Jan 6, 2012

Remarks by Madeleine Albright at the Memorial Tribute to Vaclav Havel

Friday, Jan. 6 2012
Washington, D.C.

Thank you Carl and thanks to the National Endowment and to Ambassador Gandolovic and the Czech embassy for sponsoring this event.

I would also like to greet our colleagues in Prague, including Norm Eisen, the United States Ambassador to the Czech Republic, and Ambassador Martin Palouš, director of the Havel Library.

[In Czech] Greetings, friends, and thank you for joining with us in celebrating the life of Václav Havel on this, the 35th anniversary of Charter 77.

[In English] In the days since President Havel’s death, we have heard many fitting tributes to his work and legacy.

My own feelings in this time are based on my personal friendship with him and on my identity as a Czechoslovak-American with a lifelong commitment to democracy.

I will remember Havel most vividly in casual settings, when he felt free to talk about whatever was on his mind – from music and theater to the frustrations of politics and the mysteries of the universe.

His was a restless and inventive intellect; and he was the kind of person who admired beauty in all its forms.
I recall especially the night he played host to President Clinton at the Reduta jazz club in Prague, shaking maracas and a tambourine while Clinton tried out the new saxophone that Havel had just given him.

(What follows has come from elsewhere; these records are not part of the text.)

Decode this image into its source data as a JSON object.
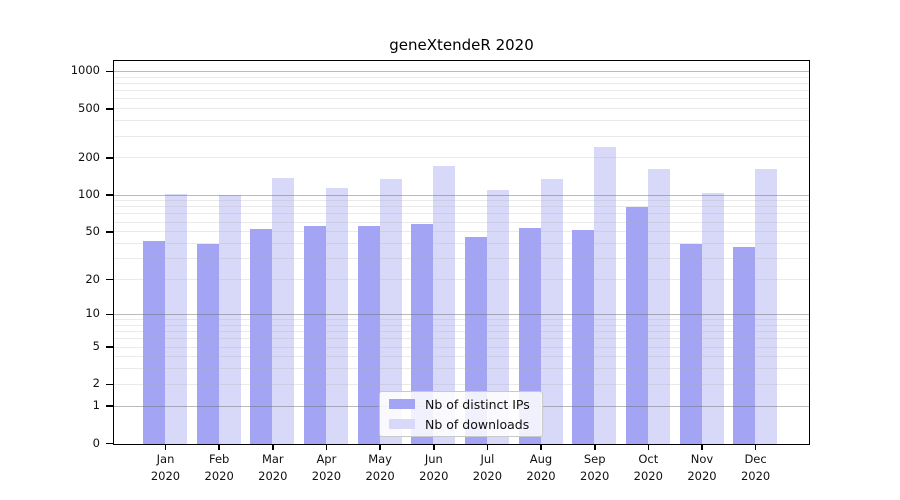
{
  "chart_data": {
    "type": "bar",
    "title": "geneXtendeR 2020",
    "months": [
      "Jan",
      "Feb",
      "Mar",
      "Apr",
      "May",
      "Jun",
      "Jul",
      "Aug",
      "Sep",
      "Oct",
      "Nov",
      "Dec"
    ],
    "year_label": "2020",
    "series": [
      {
        "name": "Nb of distinct IPs",
        "color": "#a4a4f4",
        "values": [
          42,
          40,
          53,
          56,
          56,
          58,
          46,
          54,
          52,
          81,
          40,
          38
        ]
      },
      {
        "name": "Nb of downloads",
        "color": "#d8d8f9",
        "values": [
          103,
          101,
          138,
          115,
          137,
          175,
          110,
          136,
          248,
          163,
          104,
          165
        ]
      }
    ],
    "y_axis": {
      "scale": "log",
      "transform": "log10(value+1)",
      "ticks": [
        0,
        1,
        2,
        5,
        10,
        20,
        50,
        100,
        200,
        500,
        1000
      ],
      "major_gridlines": [
        1,
        10,
        100,
        1000
      ]
    },
    "legend": {
      "position": "lower center"
    },
    "colors": {
      "distinct_ips": "#a4a4f4",
      "downloads": "#d8d8f9",
      "axis": "#000000",
      "major_grid": "#9a9a9a",
      "minor_grid": "#d6d6d6"
    }
  }
}
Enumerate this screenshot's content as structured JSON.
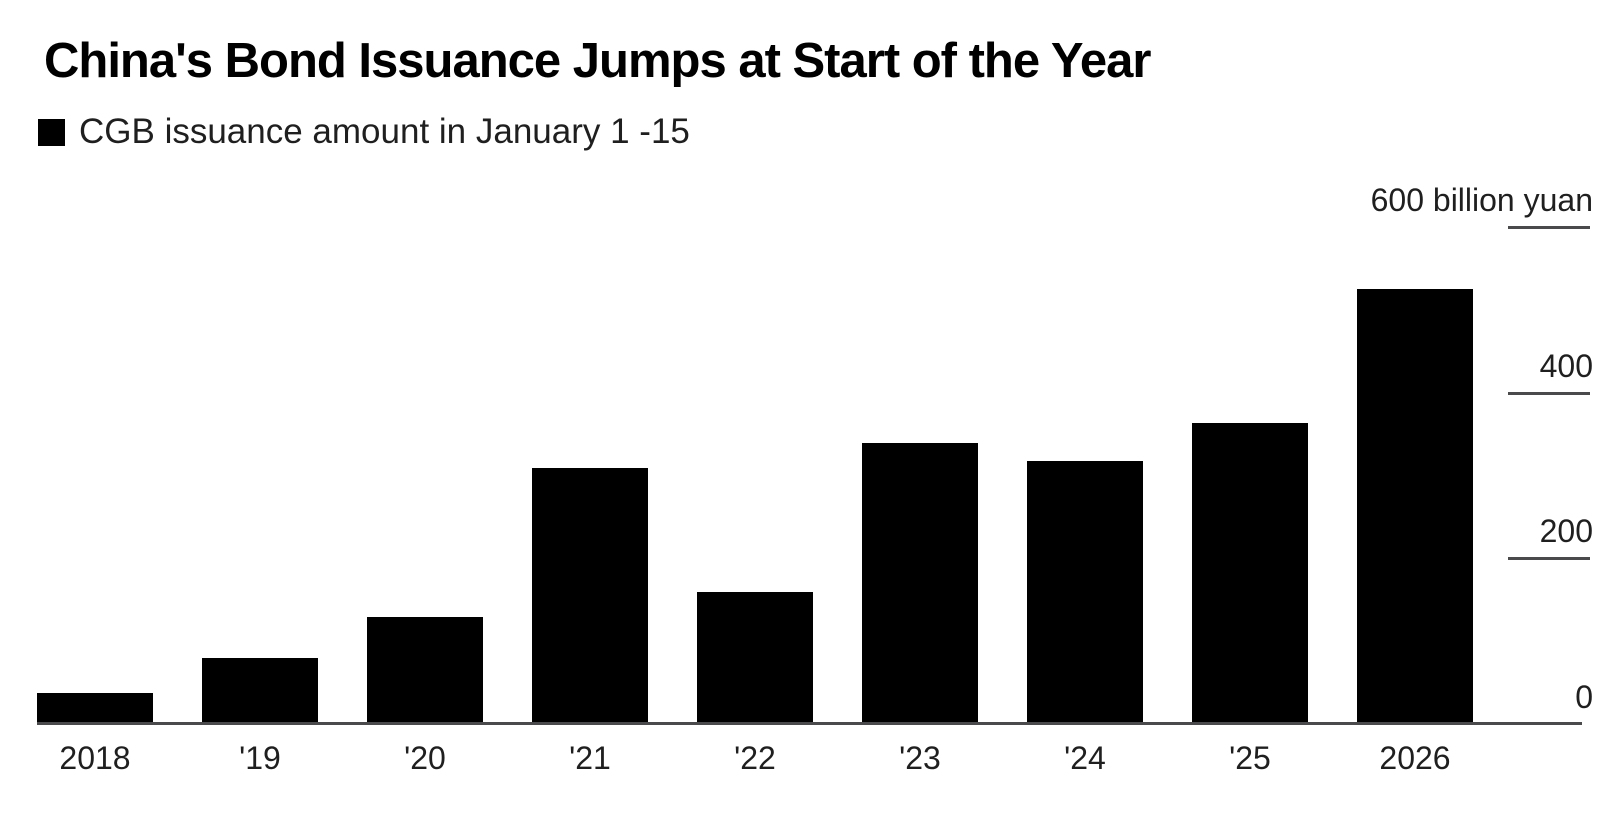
{
  "header": {
    "title": "China's Bond Issuance Jumps at Start of the Year",
    "legend": {
      "marker_icon": "square-swatch",
      "label": "CGB issuance amount in January 1 -15"
    }
  },
  "chart_data": {
    "type": "bar",
    "title": "China's Bond Issuance Jumps at Start of the Year",
    "legend": "CGB issuance amount in January 1 -15",
    "categories": [
      "2018",
      "'19",
      "'20",
      "'21",
      "'22",
      "'23",
      "'24",
      "'25",
      "2026"
    ],
    "values": [
      37,
      80,
      129,
      309,
      159,
      339,
      318,
      363,
      525
    ],
    "unit": "billion yuan",
    "xlabel": "",
    "ylabel": "600 billion yuan",
    "ylim": [
      0,
      600
    ],
    "y_ticks": [
      {
        "value": 0,
        "label": "0",
        "line": false
      },
      {
        "value": 200,
        "label": "200",
        "line": true
      },
      {
        "value": 400,
        "label": "400",
        "line": true
      },
      {
        "value": 600,
        "label": "600 billion yuan",
        "line": true
      }
    ],
    "tick_position": "right",
    "grid": false,
    "legend_position": "top-left",
    "bar_color": "#000000"
  },
  "colors": {
    "background": "#ffffff",
    "bar": "#000000",
    "axis": "#4a4a4c",
    "title_text": "#000000",
    "tick_text": "#1f1f1f"
  }
}
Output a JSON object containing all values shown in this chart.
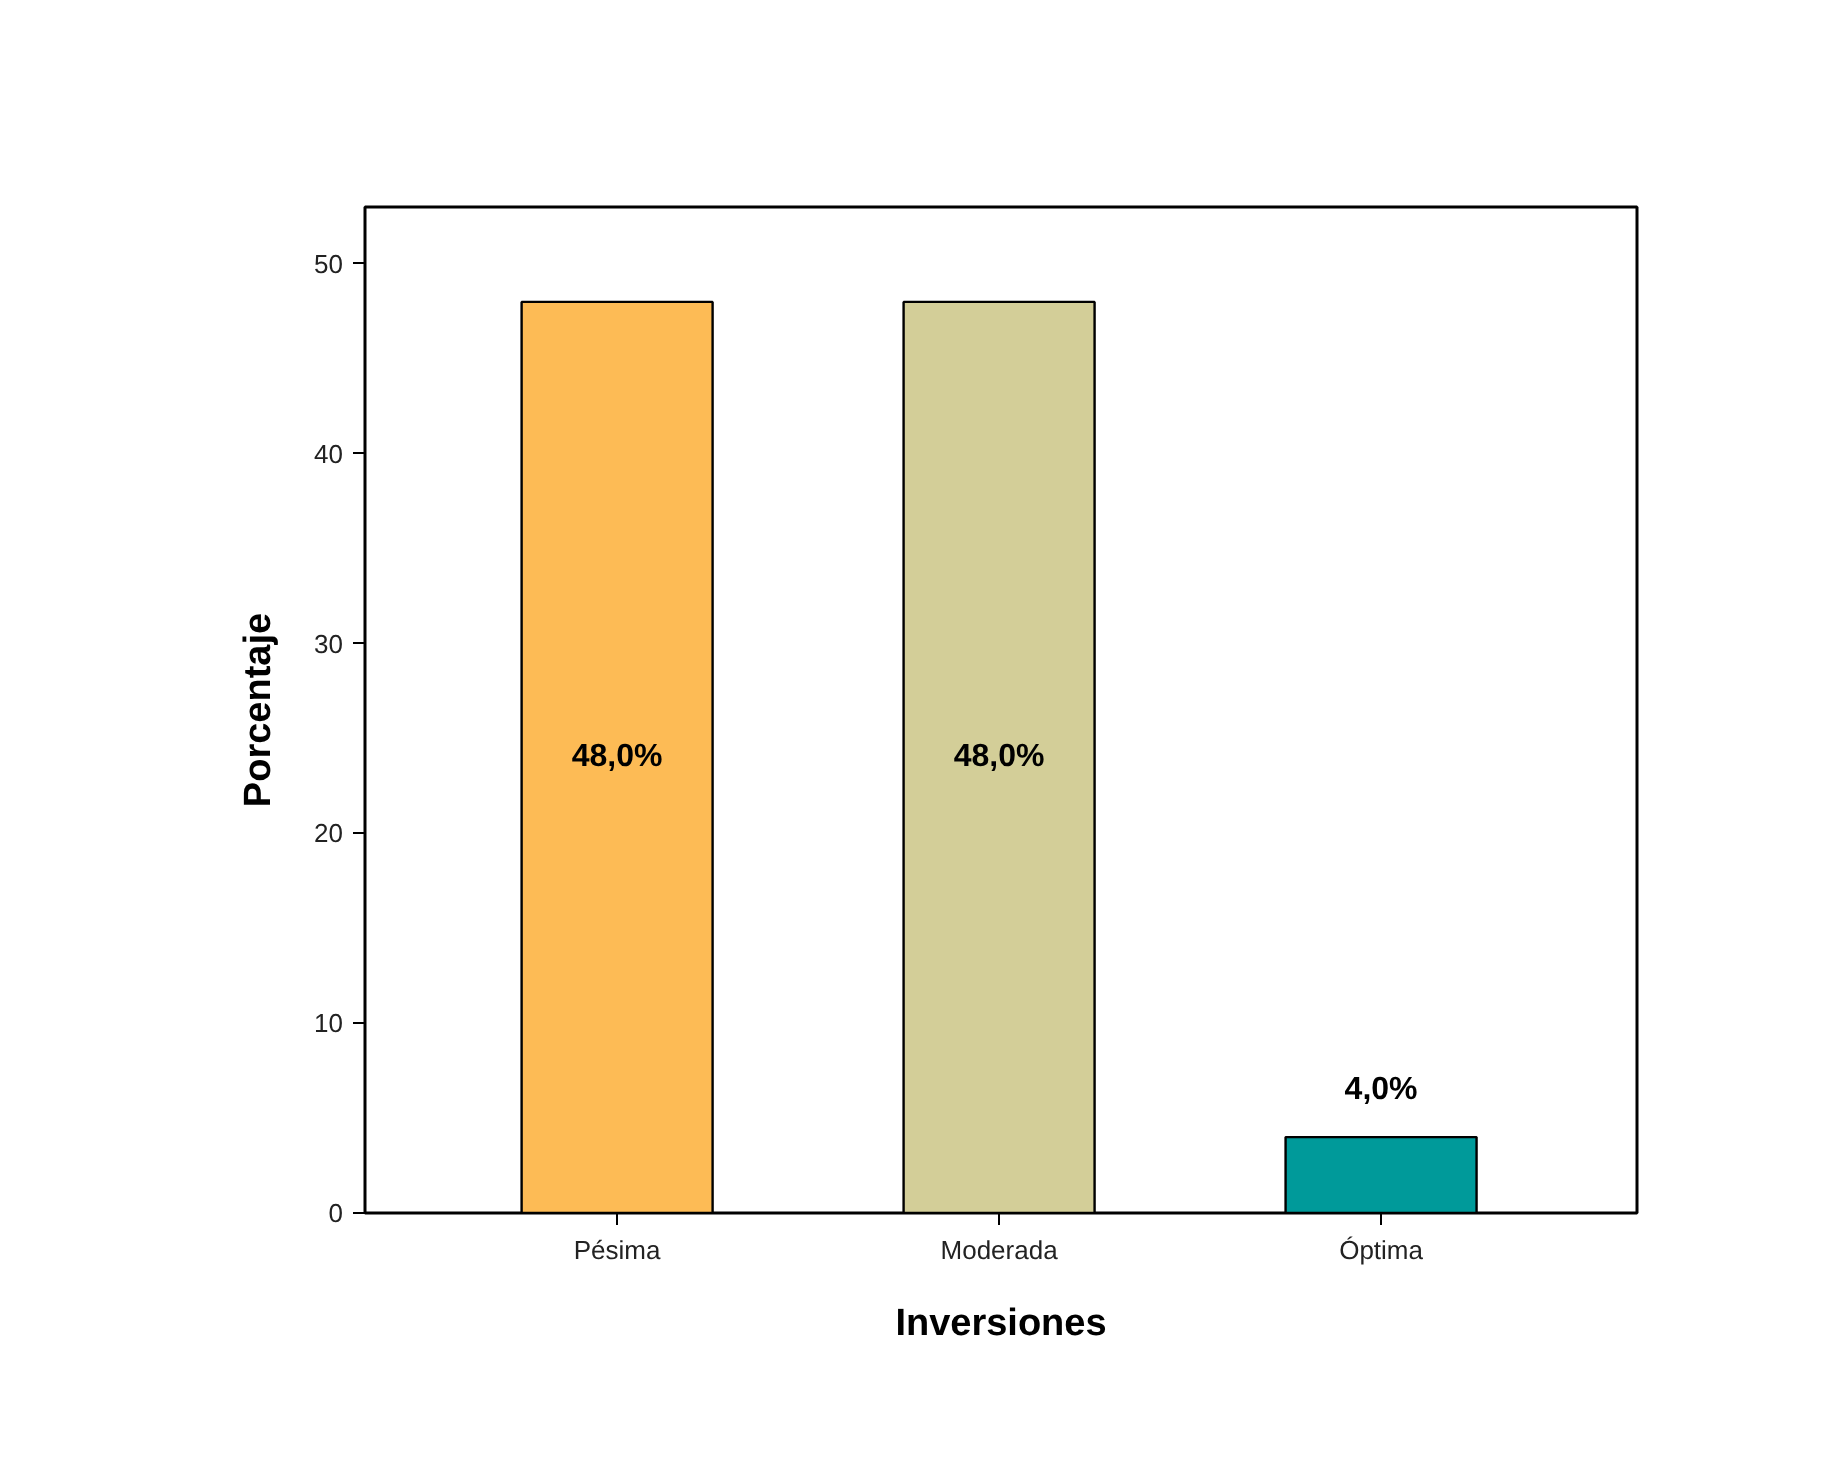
{
  "chart_data": {
    "type": "bar",
    "xlabel": "Inversiones",
    "ylabel": "Porcentaje",
    "categories": [
      "Pésima",
      "Moderada",
      "Óptima"
    ],
    "values": [
      48,
      48,
      4
    ],
    "colors": [
      "#fdbb55",
      "#d3ce98",
      "#009a9a"
    ],
    "value_labels": [
      "48,0%",
      "48,0%",
      "4,0%"
    ],
    "ylim": [
      0,
      53
    ],
    "yticks": [
      0,
      10,
      20,
      30,
      40,
      50
    ]
  }
}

This was diplomacy with a sound track, not to mention a thick cloud of cigarette smoke.

Havel, as we know, loved music very much, which kept any of us from pointing out that he had absolutely no sense of rhythm.

This quiet hero had the demeanor of a humble man, and it was no act.

I think he was genuinely astonished to find himself the leader of a revolution and even more, to be given the keys to the palace as head of state.

But he also had an unshakable confidence in certain basic principles about how we humans should treat one another, and about the proper relationship between citizens and the state.

Throughout his life, he bore witness to the many excuses we employ to avoid fulfilling our moral and civic responsibilities, which can be at best inconvenient and, in the face of repression, lead to imprisonment, even death.

He was charitable toward those who failed the test of courage, but he assured us over and over again that we could do better.

Whether he was reminding the Czech and Slovak peoples of their own best traditions, or rousing the slumbering conscience of the world, he never wavered in his commitment to personal liberty, respect for human rights, and the pursuit of democracy.

The best way for us to honor his memory is to carry on with his work.

I know from conversations in the past year that Havel was profoundly encouraged by Arab spring and by the promising, albeit fragile, developments in Burma, where he cared deeply about the success and well-being of Aung San Suu Kyi.

In October, he signed the Budapest Appeal, calling upon Europe to take a stand against any government—even a democratically-elected one--that abuses its power by undermining democratic institutions.

His most recent public statements were in support of political prisoners in Belarus and of opposition protests in Moscow where, on the day of his funeral, 80,000 demonstrators observed a moment of silence to mark his passing.

Through Charter 77 and the Velvet Revolution, Havel and his compatriots gave their country a new birth of freedom, but his own preoccupation was never the mere attainment of liberty, but its use for the right purposes.

People are mortal, but that goal is for all time.

Three months ago, many of us gathered in Prague to celebrate Havel’s 75th birthday.

My gift to him was a compass that had been used by American soldiers in World War I, the conflict that led to Czechoslovakia’s founding.

In my note, I cited the irony of giving a compass to someone who had served as the North Star for a generation.

In one sense, Havel was very much a product of his place and time, but he thought, spoke and acted on behalf of principles that will always matter everywhere; that is why his words--and the memory of the man who authored them--will survive as long as moral and democratic ideas are relevant to our race.

Thank you very much, and now I am pleased to yield the floor once again, to the president of the National Endowment for Democracy, Carl Gershman.